LakeCoNews: On to COVID-19. Do you see social media playing a positive or negative agenda in the dissemination of related news?

RM: I think social media today is a very big net negative. It’s too easily manipulated and the incentives that it creates undermine critical thinking and good citizenship. We’re seeing this in the coronavirus. The amount of BS that is being created is just staggering.

LakeCoNews: What future do you see for Facebook and aside from reading your book, what advice do you have for us?

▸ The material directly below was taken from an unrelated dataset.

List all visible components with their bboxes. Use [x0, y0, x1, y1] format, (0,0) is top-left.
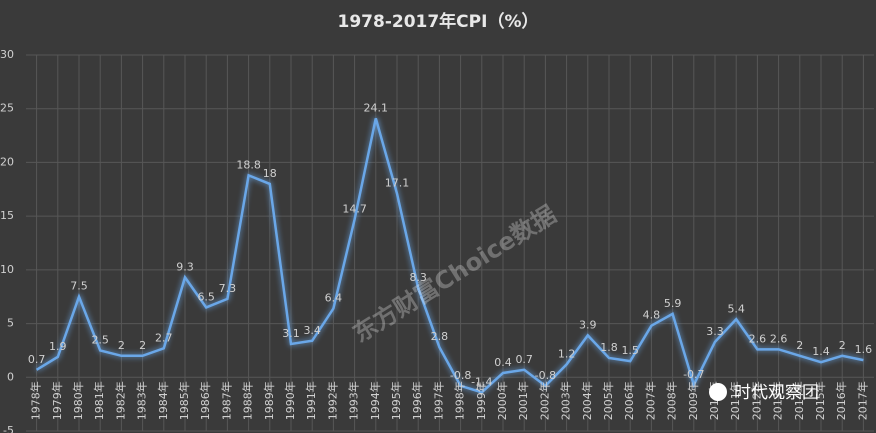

RM: In the paperback edition, I wrote a whole new thing about this. The most important thing I say to everybody is, change your behavior. The next time you get a smartphone, make sure you’re on Apple because they protect your privacy. There are other tools you can use. I avoid Google products because they track you. I use DuckDuckGo as my search engine and browser on my mobile device. There are other products that protect your privacy as well.

The most important thing for people to do is to engage in the political process because it doesn’t matter whether your biggest fear is climate change, gun violence, white supremacy or whatever. The reason we can’t make progress on anything is that Internet platforms give disproportionate political power to the angriest voices. We have to stop them. It’s really a big problem. You have to change the fundamental business model and get them away from algorithmic amplification, get them away from abuses of their privacy. That’s gonna hurt. They will fight it to the death. We have to just say, “I’m sorry.”

This is like the chemical industry in 1960 when the profits of that industry were really high because they could pour mercury into fresh water – they could pump lead into the atmosphere because there were no limits on what you could put out of a smokestack. We said to those guys, “Hang on, you’re killing us. You have to pay that cost.”

T. Watts is a music journalist and radio host who lives in Lake County, California. He is the co-writer with Lester Chambers of, “Time Has Come: A Memoir,” slated for publication in the fall of 2020.